Later on today, the Earth will experience a Total Solar Eclipse. This means that for a short period of time, the moon will completely cover the sun. This is an event that occurs every one to three years but the 2024 total solar eclipse is a little more special.
Speaking in a recent YouTube video, science educator Hank Green said: “most of the time that there is a total solar eclipse, it’s just over the ocean and no-one is there to see it.
“This one is over land, over a lot of large cities and a lot of people are going to see it.”

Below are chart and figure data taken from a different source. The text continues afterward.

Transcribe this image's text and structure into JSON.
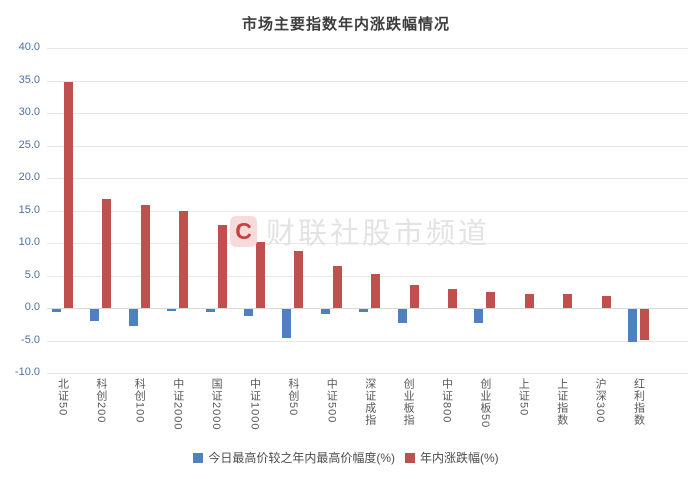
{
  "title": "市场主要指数年内涨跌幅情况",
  "watermark": {
    "logo_letter": "C",
    "text": "财联社股市频道"
  },
  "colors": {
    "series_blue": "#4f81bd",
    "series_red": "#c0504d",
    "y_axis_label": "#4a72a3",
    "category_label": "#595959",
    "title_text": "#3d3d3d",
    "gridline": "#e7e7e7"
  },
  "chart_data": {
    "type": "bar",
    "title": "市场主要指数年内涨跌幅情况",
    "categories": [
      "北证50",
      "科创200",
      "科创100",
      "中证2000",
      "国证2000",
      "中证1000",
      "科创50",
      "中证500",
      "深证成指",
      "创业板指",
      "中证800",
      "创业板50",
      "上证50",
      "上证指数",
      "沪深300",
      "红利指数"
    ],
    "series": [
      {
        "name": "今日最高价较之年内最高价幅度(%)",
        "color": "#4f81bd",
        "values": [
          -0.5,
          -1.8,
          -2.6,
          -0.3,
          -0.5,
          -1.0,
          -4.5,
          -0.8,
          -0.4,
          -2.1,
          0,
          -2.2,
          0,
          0,
          0,
          -5.0
        ]
      },
      {
        "name": "年内涨跌幅(%)",
        "color": "#c0504d",
        "values": [
          34.8,
          16.8,
          15.8,
          14.9,
          12.7,
          10.2,
          8.8,
          6.4,
          5.3,
          3.6,
          3.0,
          2.4,
          2.2,
          2.1,
          1.8,
          -4.7
        ]
      }
    ],
    "ylim": [
      -10,
      40
    ],
    "ytick_step": 5,
    "yticks": [
      "40.0",
      "35.0",
      "30.0",
      "25.0",
      "20.0",
      "15.0",
      "10.0",
      "5.0",
      "0.0",
      "-5.0",
      "-10.0"
    ],
    "grid": true,
    "legend_position": "bottom"
  }
}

For those who will be travelling to see the eclipse or happen to live in the path of it, NASA said: ” The sky will darken, as if it were dawn or dusk. Weather permitting, people in the path of a total solar eclipse can see the Sun’s corona, the outer atmosphere, which is otherwise usually obscured by the bright face of the Sun.”
Who will be able to see the total solar eclipse?
While there will be parts of the northern hemisphere that will experience this eclipse, it’s mostly going to be passing over Mexico, the United States, and Canada, according to NASA.
The total solar eclipse will begin over the South Pacific Ocean. Weather permitting, the first location in continental North America that will experience totality is Mexico’s Pacific coast. Following this, it will pass through: Texas, and travel through Oklahoma, Arkansas, Missouri, Illinois, Kentucky, Indiana, Ohio, Pennsylvania, New York, Vermont, New Hampshire, and Maine.
Additionally, according to NASA, small parts of Tennessee and Michigan will also experience the total solar eclipse.
Eventually, the eclipse will enter Canada in Southern Ontario, and continue through Quebec, New Brunswick, Prince Edward Island, and Cape Breton. The eclipse will exit continental North America on the Atlantic coast of Newfoundland, Canada.
An incredible number of densely-populated cities.
What time does the total solar eclipse happen in the UK?
For the UK, according to the BBC, this path goes across some of England: “if you draw a line from about Fowey in Cornwall to Berwick upon Tweed in Northumberland, then everything west of that line might just get a view of the Moon biting the edge of the Sun as it disappears over the horizon.”
However, if it’s too cloudy or you don’t fall into this radius, you can watch it as it happens on the BBC website livestream.
According to the BBC: “It should be possible to catch a partial eclipse from western parts of the UK just before sunset – weather allowing.”
Why can’t you look directly at an eclipse?
As tempting as this may be — understandably, it’s an eclipse! —, you should not look directly at an eclipse without wearing special eclipse glasses which are very different to sunglasses.
According to Green: “During an eclipse, especially in the latter parts of an eclipse, it’s going to feel like you can look at the sun because it’s going to be way less bright and you’re going to want to!”
However, he warned, even a momentary glimpse can be extremely dangerous: “If you stare at [the eclipse] for just a little too long, you will burn your retina, you will have to go to the doctor, you may never get your vision all the way back.”
Noted. Will stick to the livestream.